We are currently implementing a Zend Framework Project, that needs to be translated in 6 different languages. We already have a pretty sophisticated translation system, based on Zend_Translate, which also handles variables in translation keys.
Our project has a new Turkish translator, and we are facing a new issue: Grammar, especially Turkish one. I noticed that this problem might be evident in every translation system and in most languages, so I posted a question here.
Question: Any ideas how to handle translations like:
Key: I have a[n] {fruit}
Variables: apple, banana
Result: I have an apple. I have a banana.

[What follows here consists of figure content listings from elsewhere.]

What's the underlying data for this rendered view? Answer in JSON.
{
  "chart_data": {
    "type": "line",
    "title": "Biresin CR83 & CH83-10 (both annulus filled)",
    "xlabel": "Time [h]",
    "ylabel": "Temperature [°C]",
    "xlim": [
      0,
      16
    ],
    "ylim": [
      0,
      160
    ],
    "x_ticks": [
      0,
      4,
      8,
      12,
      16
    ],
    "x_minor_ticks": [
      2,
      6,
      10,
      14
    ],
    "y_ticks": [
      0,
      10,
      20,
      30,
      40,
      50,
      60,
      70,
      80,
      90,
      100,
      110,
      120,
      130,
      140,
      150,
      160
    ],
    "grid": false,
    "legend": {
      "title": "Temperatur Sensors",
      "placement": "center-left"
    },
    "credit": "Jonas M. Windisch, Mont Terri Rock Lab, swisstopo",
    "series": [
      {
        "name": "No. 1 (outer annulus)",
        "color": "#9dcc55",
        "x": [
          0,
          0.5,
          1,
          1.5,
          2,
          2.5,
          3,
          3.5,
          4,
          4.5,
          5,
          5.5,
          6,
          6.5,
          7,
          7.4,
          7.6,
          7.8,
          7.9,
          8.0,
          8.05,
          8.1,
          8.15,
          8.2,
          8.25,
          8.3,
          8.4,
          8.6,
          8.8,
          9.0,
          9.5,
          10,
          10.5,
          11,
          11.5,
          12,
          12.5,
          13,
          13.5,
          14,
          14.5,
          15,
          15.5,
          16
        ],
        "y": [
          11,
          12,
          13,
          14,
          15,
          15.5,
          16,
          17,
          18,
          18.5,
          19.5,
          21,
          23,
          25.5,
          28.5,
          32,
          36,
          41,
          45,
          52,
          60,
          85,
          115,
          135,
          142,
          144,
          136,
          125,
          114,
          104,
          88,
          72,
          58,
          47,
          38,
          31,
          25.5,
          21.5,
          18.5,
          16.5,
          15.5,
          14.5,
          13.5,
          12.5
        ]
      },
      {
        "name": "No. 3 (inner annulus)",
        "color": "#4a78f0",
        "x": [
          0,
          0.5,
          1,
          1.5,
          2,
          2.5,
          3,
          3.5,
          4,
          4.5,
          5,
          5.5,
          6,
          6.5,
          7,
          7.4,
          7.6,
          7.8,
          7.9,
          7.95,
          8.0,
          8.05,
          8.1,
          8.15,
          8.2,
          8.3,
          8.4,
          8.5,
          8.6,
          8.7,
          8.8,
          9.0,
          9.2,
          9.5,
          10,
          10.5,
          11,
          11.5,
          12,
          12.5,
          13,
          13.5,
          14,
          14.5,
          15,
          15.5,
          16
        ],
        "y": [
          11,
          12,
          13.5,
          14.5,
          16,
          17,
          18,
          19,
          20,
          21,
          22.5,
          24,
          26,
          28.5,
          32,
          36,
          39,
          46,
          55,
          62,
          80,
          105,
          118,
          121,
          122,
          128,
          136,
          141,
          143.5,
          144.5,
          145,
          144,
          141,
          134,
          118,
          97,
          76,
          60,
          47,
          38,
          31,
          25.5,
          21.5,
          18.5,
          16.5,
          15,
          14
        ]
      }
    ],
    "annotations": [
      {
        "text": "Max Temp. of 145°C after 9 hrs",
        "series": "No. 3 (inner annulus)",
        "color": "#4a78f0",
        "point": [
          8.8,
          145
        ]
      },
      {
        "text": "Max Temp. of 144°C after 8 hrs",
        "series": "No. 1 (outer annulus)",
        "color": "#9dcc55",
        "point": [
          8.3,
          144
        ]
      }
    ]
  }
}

Key: Stimme für {user}[s] Einsendung
Variables: Paul, Markus
Result: Stimme für Pauls Einsendung,
Result: Stimme für Markus Einsendung
Anybody has a solution or idea for this? My only guess would be to avoid this by not using translations where these issues occur.
How do other platforms handle this?
Of course the translation system has no idea which type of word it is placing where in which type of Sentence. It only does some string replacements...
PS: Turkish is even more complicated:
For example, on a profile page, we have "Annie's Network". This should translate as "Annie'nin Aği".
If the first name ends in a vowel, the suffix will start with an n and look like "Annie'nin"
If the first name ends in a consonant, it will not have the first n, and look like "Kris'in"
If the last vowel is an a or ı, it will look like "Dan'ın"; or Seyma'nın"
If the last vowel is an o or u, it will look like "Davud'un"; or "Burcu'nun"
If the last vowel is an e or i, it will look like "Erin'in"; or "Efe'nin"
If the last vowel is an ö or ü, it will look like "Göz'ün'; or "Iminönü'nün"
If the last letter is a k (like the name "Basak"), it will look like "Basağın"; or "Eriğin"
It is actually very hard problem, as grammar rules are different even among languages from the same family. I don't think you could easily do anything for let's say Slavic languages...
However, if you want to solve this problem (because this is extra challenging) and you are looking for creative (cross inspiring) ways to do that, you might want to look into something called ChoiceFormat (example would be one from ICU Project) or you can look up GNU Gettext's solution for plural forms problem.
ICU (mentioned above) has a SelectFormat http://site.icu-project.org/design/formatting/select that may be of help- it's like a choice format but with arbitrary keywords. Also, it does have a PluralFormat which already has rules for many language's plural rules.